Crente na diretriz de que o Estado deve assumir papel fundamental no desenvolvimento do país, Lessa considerava que o BNDES não devia só dar empréstimos a empresas que o procurassem. Deveria "selecionar os protagonistas da economia".
Sua posição ficou clara na reunião do conselho de administração do banco de 27 de novembro do mesmo ano, quando travou áspera discussão com Furlan. O ministro questionou, por diversas vezes, o fato de o BNDES estar cada vez mais interferindo na gestão de empresas, enquanto Lessa defendia maior presença do Estado nas companhias privadas.
"É intenção do banco interferir na gestão das companhias em todos os segmentos nos quais o Brasil possa exercer sua presença como economia nacional do mundo", diz Lessa a certa altura.
O conflito entre Furlan e Lessa chegou ao ápice em carta na qual o presidente do BNDES afirmou que o banco é "vinculado", mas não subordinado ao Ministério da Fazenda.
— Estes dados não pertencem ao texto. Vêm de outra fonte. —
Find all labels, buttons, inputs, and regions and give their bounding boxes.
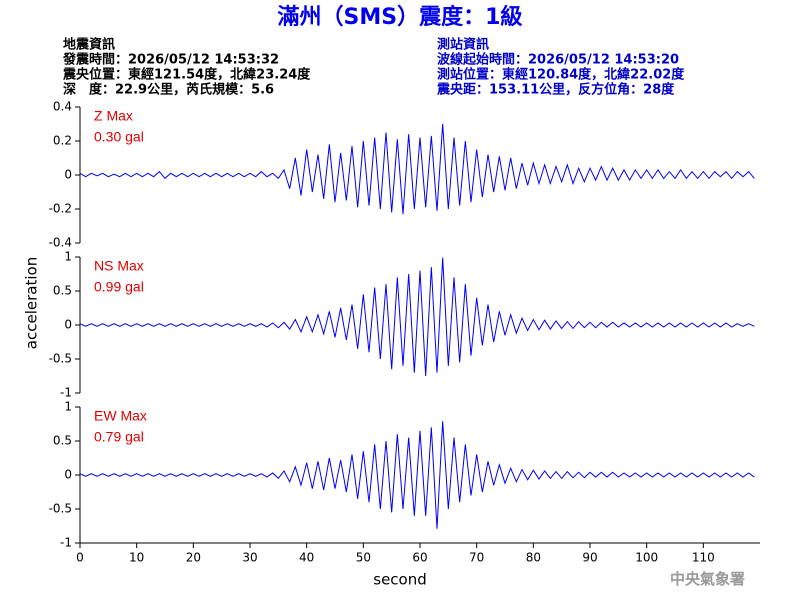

Dizia que cumpria as orientações do presidente Lula, como forma de recusar sua subordinação ao ministro.
Economista formado pela UFRJ e com doutorado pela Unicamp, Lessa foi diretor do BNDES na década de 80. Foi professor da Cepal (Comissão Econômica para a América Latina e o Caribe), órgão da ONU, de 1962 a 1964, e deu aulas de planificação econômica no Chile, Nicarágua e El Salvador, entre 1965 e 1968.
Em 2002, foi eleito reitor da UFRJ pela comunidade universitária. É autor de 12 livros e proprietário de uma biblioteca de mais de 20 mil volumes, a maioria sobre história do Brasil.
Ao assumir o banco, era filiado ao PMDB, mas nunca foi da chamada cota do partido, do qual se desfiliou no ano passado.

Mudanças na estrutura
Desde o primeiro dos seus 674 dias à frente do BNDES, Lessa promoveu mudanças fortes em sua estrutura. Escolheu como vice-presidente o engenheiro Darc Antonio da Luz Costa, ex-superintendente de relações institucionais do banco no final da década de 80, funcionário de carreira do BNDES, mas cedido à ESG (Escola Superior de Guerra).
Darc foi um dos principais canais de Lula com grupos militares, em especial o general Leônidas Pires Gonçalves, ministro do Exército no governo José Sarney.
Lessa centralizou poder, diminuindo o número de superintendências de 25 para 12. Só três dirigentes da gestão anterior foram mantidos nos cargos. E mesmo estes caíram ao longo do tempo.
Com tantas mudanças, o banco sofreu paralisia. No primeiro trimestre de 2003, as aprovações de empréstimos caíram 65% em relação ao mesmo período de 2002, último ano do governo FHC. Acumulou prejuízos de cerca de R$ 500 milhões, após fechar 2002 com um lucro de R$ 550 milhões.
O resultado negativo deveu-se à situação de inadimplência de três grande clientes: as elétricas AES e Southern Electric (dos EUA) e o frigorífico Chapecó (SC). Elas deviam ao banco R$ 4,8 bilhões.